Dentro dos limites e regras do jogo, há alternativas. Não são revolucionárias na forma nem em conteúdo. Mesmo assim, para a vida cotidiana, imediata ou mesmo num mediatismo de curto ou médio prazo, podem trazer mudanças, se não substanciais ao menos relevantes. Essas alternativas, mesmo enformadas pelo status quo político reinante, representam as aspirações mais relevantes, ainda que de certa maneira “desconhecidas”, do povo. Porém, elas não chegam a ser postas em relevo pela própria forma do discurso e da democracia. Quando o processo político-eleitoral torna-se uma questão de propaganda, leva mais quem mais tem condições de assemelhar, em forma, tempo e conteúdo, sua propaganda política à das cervejas. Os partidos alternativos dentro do jogo, são quase que automaticamente relegados ao rebaixamento por não terem “patrocínio”, assim como ocorre no futebol. Representam, dentro dos limites propostos, alternativas reais à política mascaradamente oligarca na qual se insere o movimento da sociedade atualmente. Mesmo a ideia de “partido de massas”, “revolução proletária” etc., não fazer mais sentido prático atualmente, pelo menos em aparência, existe algo que deve ser levado em consideração.

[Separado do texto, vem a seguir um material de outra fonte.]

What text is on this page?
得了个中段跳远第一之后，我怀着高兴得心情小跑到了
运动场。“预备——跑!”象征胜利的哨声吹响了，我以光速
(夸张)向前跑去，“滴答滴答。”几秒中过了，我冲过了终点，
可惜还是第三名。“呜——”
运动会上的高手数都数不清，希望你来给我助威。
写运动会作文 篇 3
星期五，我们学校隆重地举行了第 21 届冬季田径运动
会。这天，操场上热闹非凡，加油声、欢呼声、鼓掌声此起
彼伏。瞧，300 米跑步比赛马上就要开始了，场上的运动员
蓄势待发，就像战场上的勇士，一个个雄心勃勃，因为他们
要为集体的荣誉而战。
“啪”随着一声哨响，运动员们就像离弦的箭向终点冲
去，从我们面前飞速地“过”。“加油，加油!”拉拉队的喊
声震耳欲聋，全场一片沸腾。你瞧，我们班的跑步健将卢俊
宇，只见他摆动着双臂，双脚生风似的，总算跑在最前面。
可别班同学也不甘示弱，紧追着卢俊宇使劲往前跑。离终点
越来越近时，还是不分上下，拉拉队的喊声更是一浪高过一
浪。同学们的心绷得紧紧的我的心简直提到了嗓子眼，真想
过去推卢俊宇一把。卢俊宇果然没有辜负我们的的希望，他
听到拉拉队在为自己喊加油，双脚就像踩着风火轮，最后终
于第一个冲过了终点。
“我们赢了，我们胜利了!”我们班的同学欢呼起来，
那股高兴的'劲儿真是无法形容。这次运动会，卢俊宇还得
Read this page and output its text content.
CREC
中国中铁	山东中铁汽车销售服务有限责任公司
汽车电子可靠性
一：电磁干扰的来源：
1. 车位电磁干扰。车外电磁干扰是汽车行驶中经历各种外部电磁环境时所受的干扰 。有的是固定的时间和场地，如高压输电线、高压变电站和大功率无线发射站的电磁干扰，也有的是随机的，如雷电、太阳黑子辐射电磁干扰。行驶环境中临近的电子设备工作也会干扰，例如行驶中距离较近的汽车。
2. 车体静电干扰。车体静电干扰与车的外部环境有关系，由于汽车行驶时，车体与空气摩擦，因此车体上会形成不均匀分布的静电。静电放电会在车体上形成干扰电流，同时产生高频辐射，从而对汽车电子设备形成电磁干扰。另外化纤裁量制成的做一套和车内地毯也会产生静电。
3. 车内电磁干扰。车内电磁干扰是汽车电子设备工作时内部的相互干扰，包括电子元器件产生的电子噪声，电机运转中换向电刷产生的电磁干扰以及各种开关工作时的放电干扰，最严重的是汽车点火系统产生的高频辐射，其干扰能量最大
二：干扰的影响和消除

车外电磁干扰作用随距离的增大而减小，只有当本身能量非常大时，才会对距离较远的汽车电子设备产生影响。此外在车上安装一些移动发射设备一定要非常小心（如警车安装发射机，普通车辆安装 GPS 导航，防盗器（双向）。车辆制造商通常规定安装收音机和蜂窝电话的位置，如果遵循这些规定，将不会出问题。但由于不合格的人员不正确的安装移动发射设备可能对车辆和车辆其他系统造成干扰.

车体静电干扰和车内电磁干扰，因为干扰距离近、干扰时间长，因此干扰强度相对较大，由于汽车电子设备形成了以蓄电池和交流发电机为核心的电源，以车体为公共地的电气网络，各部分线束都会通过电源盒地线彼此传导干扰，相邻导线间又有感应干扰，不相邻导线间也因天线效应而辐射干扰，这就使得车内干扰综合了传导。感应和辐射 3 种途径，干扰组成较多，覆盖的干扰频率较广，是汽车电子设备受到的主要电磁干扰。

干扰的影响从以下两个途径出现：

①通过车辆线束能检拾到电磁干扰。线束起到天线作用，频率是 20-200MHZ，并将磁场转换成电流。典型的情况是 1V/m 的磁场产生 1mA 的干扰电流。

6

As alternativas, no entanto, dependem altamente de um indivíduo minimamente autônomo e de uma, mesmo que também mínima, politização. Como ambas inexistem, quase que generalizadamente, são movidas, as alternativas, pela forma discursiva reinante. Claro que, por não possuírem escolha quanto a outro modo de ação, já que não há autonomia nesse âmbito, “optam”, mais por necessidade e obrigação do que por vontade, pela filiação à forma. Assim sendo, por serem inferiorizadas democraticamente deve fazer da propaganda o mote de suas caminhadas. Como nem aqui há espaço, dependem mais da  do indivíduo (algo de abstrato e absurdo) do que de sua politização. O que resta, nesse caso, é o que ficou na caixa após a sagacidade curiosa de Pandora, por mais que seja sem sentido e vazio quanto ao conteúdo.  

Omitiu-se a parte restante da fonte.